I watermark nascono con l’obiettivo di scoraggiare l’utilizzo di contenuti senza che se ne abbia licenza, e nonostante sia percepita come una soluzione efficace spesso non è così. Esistono infatti dei metodi per pulire le immagini rimuovendo il marchio di chi ne detiene i diritti con l’obiettivo di disporne gratuitamente.

Google ha diffuso un report che mostra la semplicità con cui i watermark possono essere neutralizzati e una soluzione (banale) per prevenire il fenomeno sgradevole. I “falsari 2.0” agiscono con pochi strumenti: sono sufficienti un numero decente di foto con la stessa filigrana e il giusto algoritmo da dare in pasto al computer, che svolgerà tutto in autonomia.

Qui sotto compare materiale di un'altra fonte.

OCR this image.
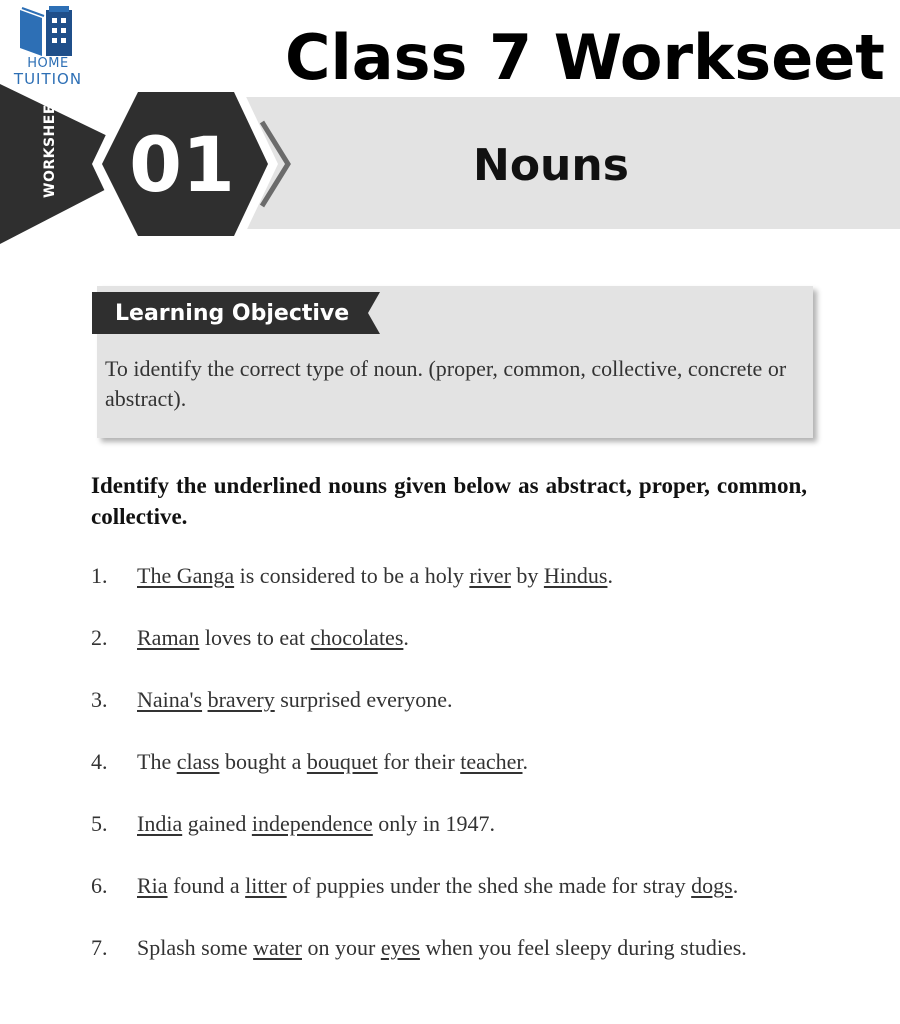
HOME
TUITION	Class 7 Workseet
WORKSHEET 01	Nouns
Learning Objective
To identify the correct type of noun. (proper, common, collective, concrete or abstract).
Identify the underlined nouns given below as abstract, proper, common, collective.
1. The Ganga is considered to be a holy river by Hindus.
2. Raman loves to eat chocolates.
3. Naina's bravery surprised everyone.
4. The class bought a bouquet for their teacher.
5. India gained independence only in 1947.
6. Ria found a litter of puppies under the shed she made for stray dogs.
7. Splash some water on your eyes when you feel sleepy during studies.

Tramite un confronto delle immagini verrà fatta una stima della filigrana prima approssimativa poi approfondita, successivamente isolata dallo sfondo in secondo piano. “Il calco” viene poi utilizzato per rimuovere quel watermark da qualsiasi raffigurazione, senza che il livello di trasparenza o il diverso posizionamento all’interno della stessa ne intacchino l’efficacia.

La soluzione? Inarcare il “timbro”, anche di qualche impercettibile grado. Così facendo non sarà possibile accorgersi ad occhio nudo del cambiamento né per il falsario perpetrare la sua pratica perché rimarrà sempre sulla foto una traccia impossibile da rimuovere a causa del fatto che l’algoritmo non riesce a stimare la curvatura.

Creata la legge trovato l’inganno? Non a parere di Google, secondo cui è molto difficile l’affinamento dell’algoritmo per ovviare all’accortezza.